Microscopy of GFP tagged synucleins. Two horizontal bars divide the synuclein variants into three toxicity groups, as defined in Fig. 2. Photographs were taken after 48 hours of growth in synthetic galactose medium lacking uracil, and all were taken with identical excitation intensity and exposure time (100× plan fluor objective; a Gaussian filter was applied to the images; the levels and gamma setting were adjusted identically for all images). Each green box contains two different representative photographic fields and the labels correspond with those used elsewhere in the manuscript. The expression plasmid was p426GAL1 with GFP (the linkage between the last amino acid of synuclein and GFP is described in the methods section, and was identical for α, β, and γ synucleins); synuclein cDNAs were inserted into the plasmid by in vitro ligation.

Figure 4

Scatter plot of estimated maximum specific growth rate (data from Fig. 2) versus in vitro synuclein fibrillization lag time (data from Fig. 1), for a number of synuclein variants (labeled).

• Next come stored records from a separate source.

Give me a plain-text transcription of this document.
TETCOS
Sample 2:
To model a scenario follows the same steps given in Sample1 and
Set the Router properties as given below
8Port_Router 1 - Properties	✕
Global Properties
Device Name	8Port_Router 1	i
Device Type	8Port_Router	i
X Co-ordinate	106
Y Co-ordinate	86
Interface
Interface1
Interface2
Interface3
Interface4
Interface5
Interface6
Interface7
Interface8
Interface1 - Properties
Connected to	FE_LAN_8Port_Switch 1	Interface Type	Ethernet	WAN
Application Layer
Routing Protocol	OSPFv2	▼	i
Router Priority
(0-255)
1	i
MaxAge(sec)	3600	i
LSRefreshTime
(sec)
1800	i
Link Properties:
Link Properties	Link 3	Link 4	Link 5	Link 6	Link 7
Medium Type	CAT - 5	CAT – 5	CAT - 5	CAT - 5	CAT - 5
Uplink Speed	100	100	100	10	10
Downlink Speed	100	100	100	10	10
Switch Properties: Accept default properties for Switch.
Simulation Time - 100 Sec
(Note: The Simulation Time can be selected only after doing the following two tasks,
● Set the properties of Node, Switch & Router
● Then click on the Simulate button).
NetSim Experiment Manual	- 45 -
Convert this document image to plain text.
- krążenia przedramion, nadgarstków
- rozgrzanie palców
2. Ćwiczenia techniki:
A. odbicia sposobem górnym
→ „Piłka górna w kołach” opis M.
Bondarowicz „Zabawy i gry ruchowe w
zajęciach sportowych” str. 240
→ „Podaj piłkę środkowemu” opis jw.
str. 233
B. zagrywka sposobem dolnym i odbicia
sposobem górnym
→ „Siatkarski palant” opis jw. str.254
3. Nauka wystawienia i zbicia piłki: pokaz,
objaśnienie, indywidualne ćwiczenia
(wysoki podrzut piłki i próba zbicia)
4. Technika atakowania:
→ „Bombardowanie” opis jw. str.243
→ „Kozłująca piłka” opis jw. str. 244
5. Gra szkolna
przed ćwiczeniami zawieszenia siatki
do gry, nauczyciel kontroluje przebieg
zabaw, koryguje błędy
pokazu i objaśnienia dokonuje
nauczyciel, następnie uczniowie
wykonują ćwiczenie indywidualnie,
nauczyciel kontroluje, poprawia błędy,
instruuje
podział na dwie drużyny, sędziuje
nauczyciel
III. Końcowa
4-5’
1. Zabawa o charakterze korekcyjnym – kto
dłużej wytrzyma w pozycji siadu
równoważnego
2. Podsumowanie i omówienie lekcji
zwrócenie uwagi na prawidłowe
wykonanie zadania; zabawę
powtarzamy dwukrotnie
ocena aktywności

Left-pointing arrows are shown for β and γ-synuclein to indicate that their true (unknown) lag times are actually greater than the value shown; in the case of β-synuclein, the true value is much greater.

Figure 5

α-Synuclein sequences studied by quantitative yeast growth are shown. The division of the α-synuclein sequence into domains is shown at the top. Just below this, the PD-linked mutations are shown. The wild type α-synuclein sequence is the first in the list, and other sequences are listed in order of decreasing estimated yeast toxicity from top to bottom; sequences are divided into three statistical groups as in Figs. 2 and 3. Negatively/positively charged amino-acids are shown in red/blue, and proline is shaded green. As discussed in the methods, only amino acids 8–130 are highly mutatable because of mutation correction at the termini by PCR primers. Stop codons are indicated by an asterisk.

Figure 6

Scatter plot of estimated maximum specific growth rate (data from Fig. 2) versus membrane binding level (data from Supplementary Fig. 5). Membrane binding level is the amount of synuclein that co-sedimented with vesicles during a centrifugation assay (see methods). One point is shown for each of the 47 variants listed in Supplementary Fig. 5 (some are labeled).